Sacto Political Rivals Mired in Funding Spat

     SACRAMENTO, Calif. (CN) — Former California Senate leader Darrell Steinberg dodged state fundraising laws and illegally transferred $220,000 from his defunct lieutenant governor campaign to his current bid for Sacramento mayor, a rival candidate claims.
     Sacramento Councilwoman Angelique Ashby sued Steinberg’s mayoral campaign on Friday in state court, accusing him of bloating his campaign’s coffers with outside money that was initially donated to his cancelled campaign for California lieutenant governor.
     The five-year Sacramento councilwoman says Steinberg should be forced to return over 100 statewide contributions that he transferred to his Sacramento campaign war chest because it gave him a decided fundraising advantage over other mayoral candidates who were held to strict fundraising rules.
     “Instead of refunding the general election campaign funds he raised for the lieutenant governor 2018 race, Steinberg improperly funneled the funds to the Steinberg Mayoral Committee in violations of state law,” the complaint states.
     Steinberg served a combined 14 years in both California statehouses, including a six-year stint as Senate President pro tempore that ended in 2014. The former administrative law judge and Democrat ended his short break from politics by announcing his bid for Sacramento Mayor last fall.
     The accomplished politician is considered the heavy favorite to replace current Sacramento Mayor Kevin Johnson and has received endorsements from many of his former colleagues, including Gov. Jerry Brown and California Lt. Governor Gavin Newsom.

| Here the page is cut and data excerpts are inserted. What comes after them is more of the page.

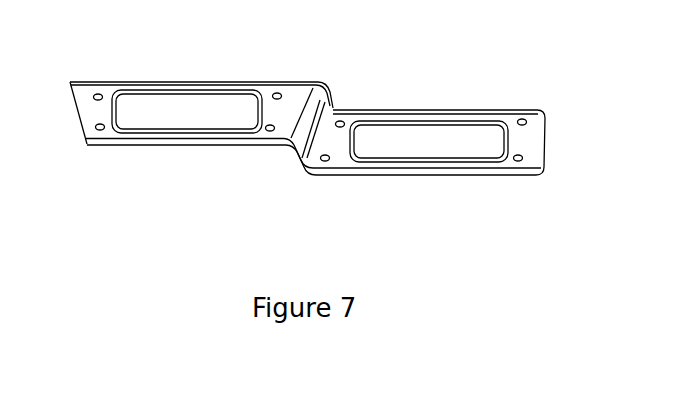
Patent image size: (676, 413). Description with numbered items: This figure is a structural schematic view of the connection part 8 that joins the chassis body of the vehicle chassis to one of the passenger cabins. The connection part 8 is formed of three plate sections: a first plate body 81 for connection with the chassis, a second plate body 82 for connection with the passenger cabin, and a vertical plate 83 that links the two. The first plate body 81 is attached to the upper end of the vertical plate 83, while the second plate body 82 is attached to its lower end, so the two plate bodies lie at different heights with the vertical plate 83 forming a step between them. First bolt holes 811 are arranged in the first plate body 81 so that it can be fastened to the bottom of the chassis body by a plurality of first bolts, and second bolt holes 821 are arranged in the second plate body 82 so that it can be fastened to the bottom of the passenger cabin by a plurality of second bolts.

The connection part 8 is at (366, 221).
The first plate body 81 is at (256, 138).
The first bolt holes 811 is at (272, 93).
The second plate body 82 is at (364, 166).
The second bolt holes 821 is at (337, 121).
The vertical plate 83 is at (300, 150).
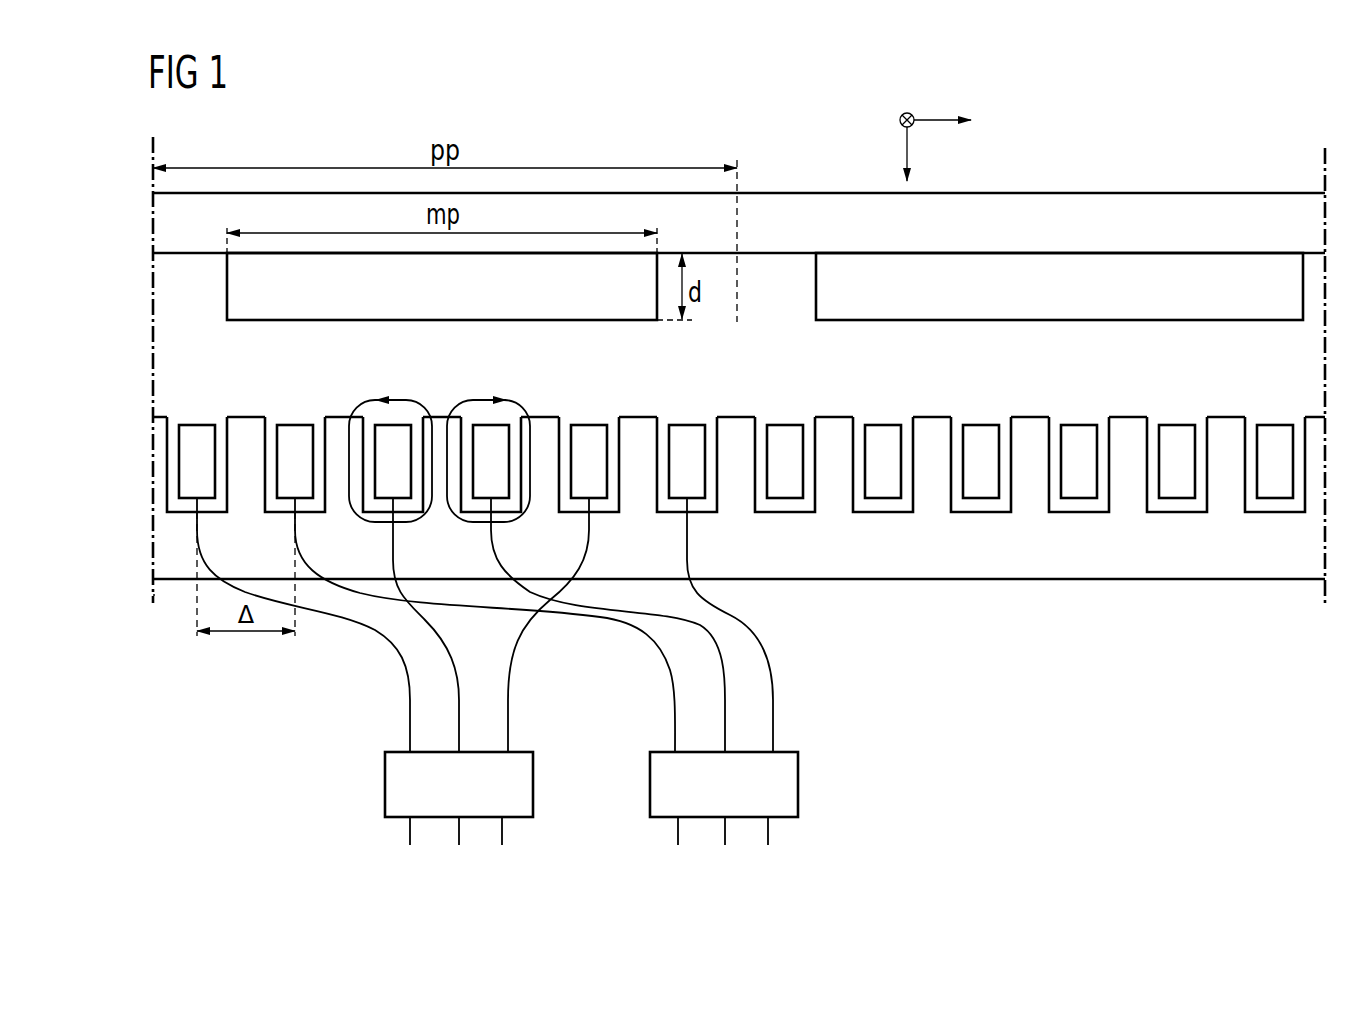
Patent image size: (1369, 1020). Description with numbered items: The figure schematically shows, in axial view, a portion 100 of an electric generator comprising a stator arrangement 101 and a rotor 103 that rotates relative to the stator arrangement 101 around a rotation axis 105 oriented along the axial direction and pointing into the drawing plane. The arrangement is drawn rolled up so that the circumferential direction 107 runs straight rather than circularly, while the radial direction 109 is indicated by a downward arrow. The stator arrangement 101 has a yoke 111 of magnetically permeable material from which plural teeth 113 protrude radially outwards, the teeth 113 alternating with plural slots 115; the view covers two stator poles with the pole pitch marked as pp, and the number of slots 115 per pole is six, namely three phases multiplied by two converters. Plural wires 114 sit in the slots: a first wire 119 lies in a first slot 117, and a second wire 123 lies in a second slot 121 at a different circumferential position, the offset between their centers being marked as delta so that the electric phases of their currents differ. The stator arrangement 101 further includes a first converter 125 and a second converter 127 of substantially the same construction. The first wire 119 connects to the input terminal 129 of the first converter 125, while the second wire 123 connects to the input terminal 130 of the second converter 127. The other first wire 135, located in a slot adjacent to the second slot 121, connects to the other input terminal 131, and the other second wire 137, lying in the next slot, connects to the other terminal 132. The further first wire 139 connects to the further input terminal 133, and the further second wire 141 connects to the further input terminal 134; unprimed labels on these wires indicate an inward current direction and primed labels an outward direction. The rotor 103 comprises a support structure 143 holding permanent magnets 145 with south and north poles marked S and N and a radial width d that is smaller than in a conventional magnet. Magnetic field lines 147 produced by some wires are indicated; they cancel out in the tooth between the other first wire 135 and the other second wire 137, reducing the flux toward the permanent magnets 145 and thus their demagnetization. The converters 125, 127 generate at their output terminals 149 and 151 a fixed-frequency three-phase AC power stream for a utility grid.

     Ashby’s lawsuit comes less than a month before the mayoral election and her campaign has blasted Steinberg for transferring “outside money” into the Sacramento race. She had previously challenged Steinberg’s $1.4 million in campaign transfers, but they were deemed legal by the Sacramento city attorney.
     While her initial claims were rejected by the city, Ashby’s latest challenge centers on just 15 percent of the funds transferred to Steinberg’s mayoral campaign. She claims Steinberg’s campaign violated the California Political Reform Act by closing down his statewide lieutenant governor campaign in April and transferring specific funds meant for the 2018 general election to his mayoral account.
     Ashby notes the case of former state Sen. Dean Florez, who was fined $60,000 by the California Fair Political Practices Commission in 2013 for not returning nearly $250,000 in funds raised for a lieutenant governor campaign that he abruptly cancelled.
     Along with the lawsuit, Ashby says she hopes Steinberg will be investigated by the regulator and that the “FPPC will take appropriate action.”
     “In short, it appears that the Steinberg Mayoral Committee has leveraged the statewide committee’s technical reporting requirement into a vehicle for accepting more money than it otherwise could have accepted if it were only attributing money to contributors who actually gave money to the state committee,” the 12-page complaint states.
     Steinberg’s campaign says the lawsuit is a desperate, last-minute attempt to sway voters and that the transfer was deemed legal by every “expert.”
     “Now, they’ve reversed course and admit that 85 percent of the transfer was perfectly appropriate while quibbling over 15 percent, despite an unequivocal legal opinion from state authorities saying it is also perfectly appropriate,” Steinberg spokesman Jason Kinney said in an email. “It’s more a political stunt than a valid legal claim and underscores the desperate state and dire straits of the Ashby campaign.”
     The councilwoman, also a Democrat, maintains the lawsuit is not about influencing voters but about preventing Steinberg from using funds generated on an uneven playing field.
     “This lawsuit isn’t about politics, it is about protecting the integrity of local elections and holding Steinberg’s campaign accountable to the same rules all other candidates are following,” Ashby’s spokesman Josh Pulliam said.
     Ashby wants Steinberg permanently barred from using the disputed funds. She is represented by Andreas Rockas of Sacramento.